Ничем иным, кроме как состоянием крепкого подпития и сильно расшатанной Шакром психики, эту хулиганскую выходку объяснить было, конечно, нельзя. Естественно, Андрей не собирался ни угрожать впрямую подполковнику, ни уж тем более стрелять в него – он просто повертел ствол в руке, а потом сунул обратно за ремень, но Зайнетдинову этого хватило: он пожелтел, как старая газета, моментально заткнулся и вжался в стенку, окольцовывавшую гарнизон. Обнорскому этого только и надо было: он вытянулся по стойке «смирно», вежливо спросил: «Разрешите идти?» – и, не дожидаясь ответа, пошел к Ахмеду…
Последствия своего идиотского поступка Обнорский сумел оценить на обратном пути: его, затаренного джином и пивом, естественно, уже поджидали сам Зайнетдинов, замполит Кузнецов и старший всех бригадных советников полковник Кордава. Андрей к тому моменту уже успел немного протрезветь, но выхлоп от него все равно шел, как от настоящего Змея Горыныча, да и в сумке все булькало и звенело весьма красноречиво…
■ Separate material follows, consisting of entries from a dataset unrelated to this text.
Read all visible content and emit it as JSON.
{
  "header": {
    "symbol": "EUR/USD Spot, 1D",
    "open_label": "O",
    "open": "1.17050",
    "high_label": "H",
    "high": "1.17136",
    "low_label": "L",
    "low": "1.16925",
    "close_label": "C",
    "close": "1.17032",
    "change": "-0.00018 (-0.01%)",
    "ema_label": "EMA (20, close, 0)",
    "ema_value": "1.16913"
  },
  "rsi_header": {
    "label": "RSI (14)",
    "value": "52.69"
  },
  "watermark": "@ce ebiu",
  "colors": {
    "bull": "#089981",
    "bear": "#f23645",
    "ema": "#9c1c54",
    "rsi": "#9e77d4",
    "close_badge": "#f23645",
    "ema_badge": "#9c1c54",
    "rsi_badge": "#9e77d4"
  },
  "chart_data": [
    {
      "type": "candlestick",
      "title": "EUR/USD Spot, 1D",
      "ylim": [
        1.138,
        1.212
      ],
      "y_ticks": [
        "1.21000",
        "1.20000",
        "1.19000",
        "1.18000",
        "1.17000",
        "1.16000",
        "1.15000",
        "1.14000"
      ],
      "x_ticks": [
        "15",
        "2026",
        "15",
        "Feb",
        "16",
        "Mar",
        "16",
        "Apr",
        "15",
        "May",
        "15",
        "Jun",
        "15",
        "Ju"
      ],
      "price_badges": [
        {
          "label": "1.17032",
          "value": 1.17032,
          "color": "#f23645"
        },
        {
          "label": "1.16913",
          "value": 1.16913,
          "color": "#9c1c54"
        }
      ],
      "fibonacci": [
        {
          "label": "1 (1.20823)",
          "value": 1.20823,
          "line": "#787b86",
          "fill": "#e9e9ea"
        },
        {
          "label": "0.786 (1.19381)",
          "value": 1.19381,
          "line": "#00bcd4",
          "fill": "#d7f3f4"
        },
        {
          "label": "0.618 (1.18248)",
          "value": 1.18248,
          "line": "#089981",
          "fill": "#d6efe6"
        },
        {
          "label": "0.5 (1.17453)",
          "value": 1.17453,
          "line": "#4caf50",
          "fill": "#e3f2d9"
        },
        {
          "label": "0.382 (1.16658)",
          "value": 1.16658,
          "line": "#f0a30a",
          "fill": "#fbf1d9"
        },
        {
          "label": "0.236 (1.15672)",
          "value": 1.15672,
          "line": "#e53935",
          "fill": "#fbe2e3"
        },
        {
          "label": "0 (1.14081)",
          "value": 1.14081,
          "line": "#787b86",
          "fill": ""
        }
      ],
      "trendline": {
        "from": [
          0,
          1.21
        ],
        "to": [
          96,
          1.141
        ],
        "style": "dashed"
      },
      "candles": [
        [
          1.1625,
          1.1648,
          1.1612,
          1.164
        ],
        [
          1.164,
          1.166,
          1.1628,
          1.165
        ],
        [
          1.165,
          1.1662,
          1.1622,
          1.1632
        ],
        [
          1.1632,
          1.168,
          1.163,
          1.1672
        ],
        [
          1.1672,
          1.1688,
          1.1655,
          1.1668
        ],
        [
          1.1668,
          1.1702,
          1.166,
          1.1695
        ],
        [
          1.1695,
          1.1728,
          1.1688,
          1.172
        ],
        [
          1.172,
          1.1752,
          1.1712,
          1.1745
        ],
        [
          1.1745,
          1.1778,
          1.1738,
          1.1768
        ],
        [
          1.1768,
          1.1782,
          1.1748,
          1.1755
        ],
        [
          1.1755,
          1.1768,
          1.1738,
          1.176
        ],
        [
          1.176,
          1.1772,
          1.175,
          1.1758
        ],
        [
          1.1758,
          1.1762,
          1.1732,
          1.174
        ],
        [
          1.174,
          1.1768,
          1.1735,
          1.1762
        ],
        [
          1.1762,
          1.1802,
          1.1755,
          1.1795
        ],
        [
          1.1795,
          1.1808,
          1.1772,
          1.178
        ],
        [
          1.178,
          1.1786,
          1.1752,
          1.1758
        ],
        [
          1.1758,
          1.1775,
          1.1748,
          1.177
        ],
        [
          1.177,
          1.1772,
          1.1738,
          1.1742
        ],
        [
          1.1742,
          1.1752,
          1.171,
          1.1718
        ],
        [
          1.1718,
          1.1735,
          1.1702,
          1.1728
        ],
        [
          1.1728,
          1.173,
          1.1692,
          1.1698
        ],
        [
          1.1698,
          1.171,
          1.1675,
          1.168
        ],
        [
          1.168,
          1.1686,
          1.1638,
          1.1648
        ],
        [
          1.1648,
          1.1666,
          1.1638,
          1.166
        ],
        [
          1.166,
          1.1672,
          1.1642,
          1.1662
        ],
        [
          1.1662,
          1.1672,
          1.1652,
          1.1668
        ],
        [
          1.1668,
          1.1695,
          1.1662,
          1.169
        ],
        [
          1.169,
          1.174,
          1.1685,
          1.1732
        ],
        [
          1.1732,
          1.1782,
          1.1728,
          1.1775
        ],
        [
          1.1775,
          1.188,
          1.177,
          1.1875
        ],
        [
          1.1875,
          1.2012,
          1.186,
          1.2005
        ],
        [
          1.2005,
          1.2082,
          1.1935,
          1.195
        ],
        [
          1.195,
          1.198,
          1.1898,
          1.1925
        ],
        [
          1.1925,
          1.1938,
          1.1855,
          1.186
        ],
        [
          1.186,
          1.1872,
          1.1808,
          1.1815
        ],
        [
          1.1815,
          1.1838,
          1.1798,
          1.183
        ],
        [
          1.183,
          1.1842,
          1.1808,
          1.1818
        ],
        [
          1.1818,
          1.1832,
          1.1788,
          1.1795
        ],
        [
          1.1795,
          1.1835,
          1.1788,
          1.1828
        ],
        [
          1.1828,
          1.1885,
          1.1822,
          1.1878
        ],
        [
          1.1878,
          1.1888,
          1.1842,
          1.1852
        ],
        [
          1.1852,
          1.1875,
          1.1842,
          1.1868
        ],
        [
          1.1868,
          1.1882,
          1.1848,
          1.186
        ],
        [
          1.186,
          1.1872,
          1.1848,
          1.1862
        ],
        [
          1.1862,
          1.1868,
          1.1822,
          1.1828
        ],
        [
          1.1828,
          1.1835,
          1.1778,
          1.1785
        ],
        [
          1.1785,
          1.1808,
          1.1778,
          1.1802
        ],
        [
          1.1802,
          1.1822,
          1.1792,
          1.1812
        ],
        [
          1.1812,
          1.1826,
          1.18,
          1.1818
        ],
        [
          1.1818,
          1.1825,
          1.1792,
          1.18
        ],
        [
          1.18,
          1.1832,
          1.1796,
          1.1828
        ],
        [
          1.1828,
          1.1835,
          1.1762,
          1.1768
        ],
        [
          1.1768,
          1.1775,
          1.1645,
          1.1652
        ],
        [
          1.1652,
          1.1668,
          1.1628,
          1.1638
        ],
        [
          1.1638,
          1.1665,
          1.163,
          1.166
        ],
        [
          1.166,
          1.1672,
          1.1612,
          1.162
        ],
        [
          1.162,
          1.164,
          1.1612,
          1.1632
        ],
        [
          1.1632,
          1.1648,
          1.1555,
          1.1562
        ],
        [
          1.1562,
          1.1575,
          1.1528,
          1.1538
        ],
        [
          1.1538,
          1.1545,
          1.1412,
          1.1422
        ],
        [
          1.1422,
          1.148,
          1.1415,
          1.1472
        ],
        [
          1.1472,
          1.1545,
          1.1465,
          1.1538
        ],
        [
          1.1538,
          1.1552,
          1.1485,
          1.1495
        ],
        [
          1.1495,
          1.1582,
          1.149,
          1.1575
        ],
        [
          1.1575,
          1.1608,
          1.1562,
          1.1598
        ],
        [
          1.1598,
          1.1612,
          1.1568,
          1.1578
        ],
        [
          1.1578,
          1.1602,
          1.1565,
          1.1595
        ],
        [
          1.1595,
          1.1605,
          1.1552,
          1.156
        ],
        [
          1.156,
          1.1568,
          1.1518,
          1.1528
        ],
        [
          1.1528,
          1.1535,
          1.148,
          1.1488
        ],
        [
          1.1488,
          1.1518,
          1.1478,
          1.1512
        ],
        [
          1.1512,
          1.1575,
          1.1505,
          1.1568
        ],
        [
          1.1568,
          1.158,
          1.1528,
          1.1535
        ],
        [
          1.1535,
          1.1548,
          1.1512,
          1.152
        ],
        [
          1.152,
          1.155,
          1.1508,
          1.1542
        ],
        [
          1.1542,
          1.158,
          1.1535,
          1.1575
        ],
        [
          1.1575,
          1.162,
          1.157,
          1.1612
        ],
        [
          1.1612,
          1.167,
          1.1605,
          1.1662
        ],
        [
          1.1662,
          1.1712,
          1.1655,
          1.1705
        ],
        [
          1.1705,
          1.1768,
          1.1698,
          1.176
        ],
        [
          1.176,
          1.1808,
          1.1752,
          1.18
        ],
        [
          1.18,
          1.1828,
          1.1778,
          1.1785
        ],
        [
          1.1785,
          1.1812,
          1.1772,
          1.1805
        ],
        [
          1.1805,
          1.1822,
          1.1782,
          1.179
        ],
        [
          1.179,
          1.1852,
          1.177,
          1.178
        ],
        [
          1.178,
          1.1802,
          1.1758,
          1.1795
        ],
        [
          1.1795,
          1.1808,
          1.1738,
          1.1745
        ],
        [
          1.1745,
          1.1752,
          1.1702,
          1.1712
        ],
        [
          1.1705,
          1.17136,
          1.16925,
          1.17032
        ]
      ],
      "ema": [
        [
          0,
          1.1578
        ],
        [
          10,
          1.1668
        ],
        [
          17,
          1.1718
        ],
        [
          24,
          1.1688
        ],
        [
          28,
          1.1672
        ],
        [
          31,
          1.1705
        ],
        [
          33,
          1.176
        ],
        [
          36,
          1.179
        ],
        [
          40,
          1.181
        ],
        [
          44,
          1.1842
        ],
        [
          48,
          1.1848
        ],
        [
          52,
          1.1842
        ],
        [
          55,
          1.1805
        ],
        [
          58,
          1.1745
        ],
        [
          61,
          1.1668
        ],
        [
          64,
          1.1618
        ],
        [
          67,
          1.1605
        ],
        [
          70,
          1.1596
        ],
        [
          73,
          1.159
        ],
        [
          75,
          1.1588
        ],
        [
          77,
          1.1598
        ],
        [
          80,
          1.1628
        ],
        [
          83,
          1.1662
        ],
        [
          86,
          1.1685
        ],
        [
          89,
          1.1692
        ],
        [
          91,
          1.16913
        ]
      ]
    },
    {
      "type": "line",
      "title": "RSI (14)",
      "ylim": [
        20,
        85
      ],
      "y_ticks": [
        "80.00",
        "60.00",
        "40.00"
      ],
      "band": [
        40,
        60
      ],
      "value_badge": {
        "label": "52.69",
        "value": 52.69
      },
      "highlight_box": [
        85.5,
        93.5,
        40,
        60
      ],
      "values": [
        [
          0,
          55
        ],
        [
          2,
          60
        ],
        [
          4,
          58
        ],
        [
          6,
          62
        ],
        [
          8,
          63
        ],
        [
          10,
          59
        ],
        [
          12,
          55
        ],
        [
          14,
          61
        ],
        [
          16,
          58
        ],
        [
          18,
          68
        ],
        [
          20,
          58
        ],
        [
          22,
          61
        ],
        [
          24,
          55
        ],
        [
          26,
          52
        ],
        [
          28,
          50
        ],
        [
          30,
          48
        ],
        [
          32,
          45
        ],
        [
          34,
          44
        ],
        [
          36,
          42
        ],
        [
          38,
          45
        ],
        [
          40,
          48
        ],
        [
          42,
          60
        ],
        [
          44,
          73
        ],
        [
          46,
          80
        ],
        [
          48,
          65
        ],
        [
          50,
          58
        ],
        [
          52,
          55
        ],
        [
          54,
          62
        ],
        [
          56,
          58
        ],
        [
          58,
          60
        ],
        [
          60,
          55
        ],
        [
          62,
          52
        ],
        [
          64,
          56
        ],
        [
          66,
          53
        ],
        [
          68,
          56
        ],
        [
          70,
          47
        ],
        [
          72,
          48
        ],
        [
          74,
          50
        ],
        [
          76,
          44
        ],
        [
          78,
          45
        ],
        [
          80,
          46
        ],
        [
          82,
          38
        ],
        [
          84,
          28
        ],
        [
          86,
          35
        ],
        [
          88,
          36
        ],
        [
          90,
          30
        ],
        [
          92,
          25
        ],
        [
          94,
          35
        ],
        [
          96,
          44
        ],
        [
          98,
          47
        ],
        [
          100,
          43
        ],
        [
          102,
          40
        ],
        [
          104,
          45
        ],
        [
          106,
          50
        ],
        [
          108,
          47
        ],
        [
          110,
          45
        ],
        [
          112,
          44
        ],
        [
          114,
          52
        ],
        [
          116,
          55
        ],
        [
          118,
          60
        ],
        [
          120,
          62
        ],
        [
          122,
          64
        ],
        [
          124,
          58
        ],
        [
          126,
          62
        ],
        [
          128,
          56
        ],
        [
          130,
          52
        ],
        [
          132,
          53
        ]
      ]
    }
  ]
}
Короче говоря, влетел Обнорский, как выразился позже Громов, «по самое дальше некуда», скандал разразился чудовищный, и в Аппарате был поднят вопрос о высылке Андрея из Йемена. Зайнетдинов настаивал на том, что имела место «угроза оружием старшему офицеру». Обнорский же, поняв, что натворил, стоял твердо на своей версии: дескать, пистолет он вынул просто потому, что ствол натер ему задницу, – короче, наглухо «включил дурака» и даже предлагал продемонстрировать (на следующий день) эту потертость, которую он как алиби сделал себе ночью по совету Ильи. Двое суток Андрей висел на волоске – Главный размышлял, какое решение принять, но в конце концов все было спущено на тормозах: в Аппарате ведь тоже не хотели, чтобы в Москве решили, что в Адене у советских военных творится полный бардак и озверение, – Бог с ним, с дураком практикантом, но ведь и генералу с заместителями из «десятки» тоже понавтыкали бы пистонов…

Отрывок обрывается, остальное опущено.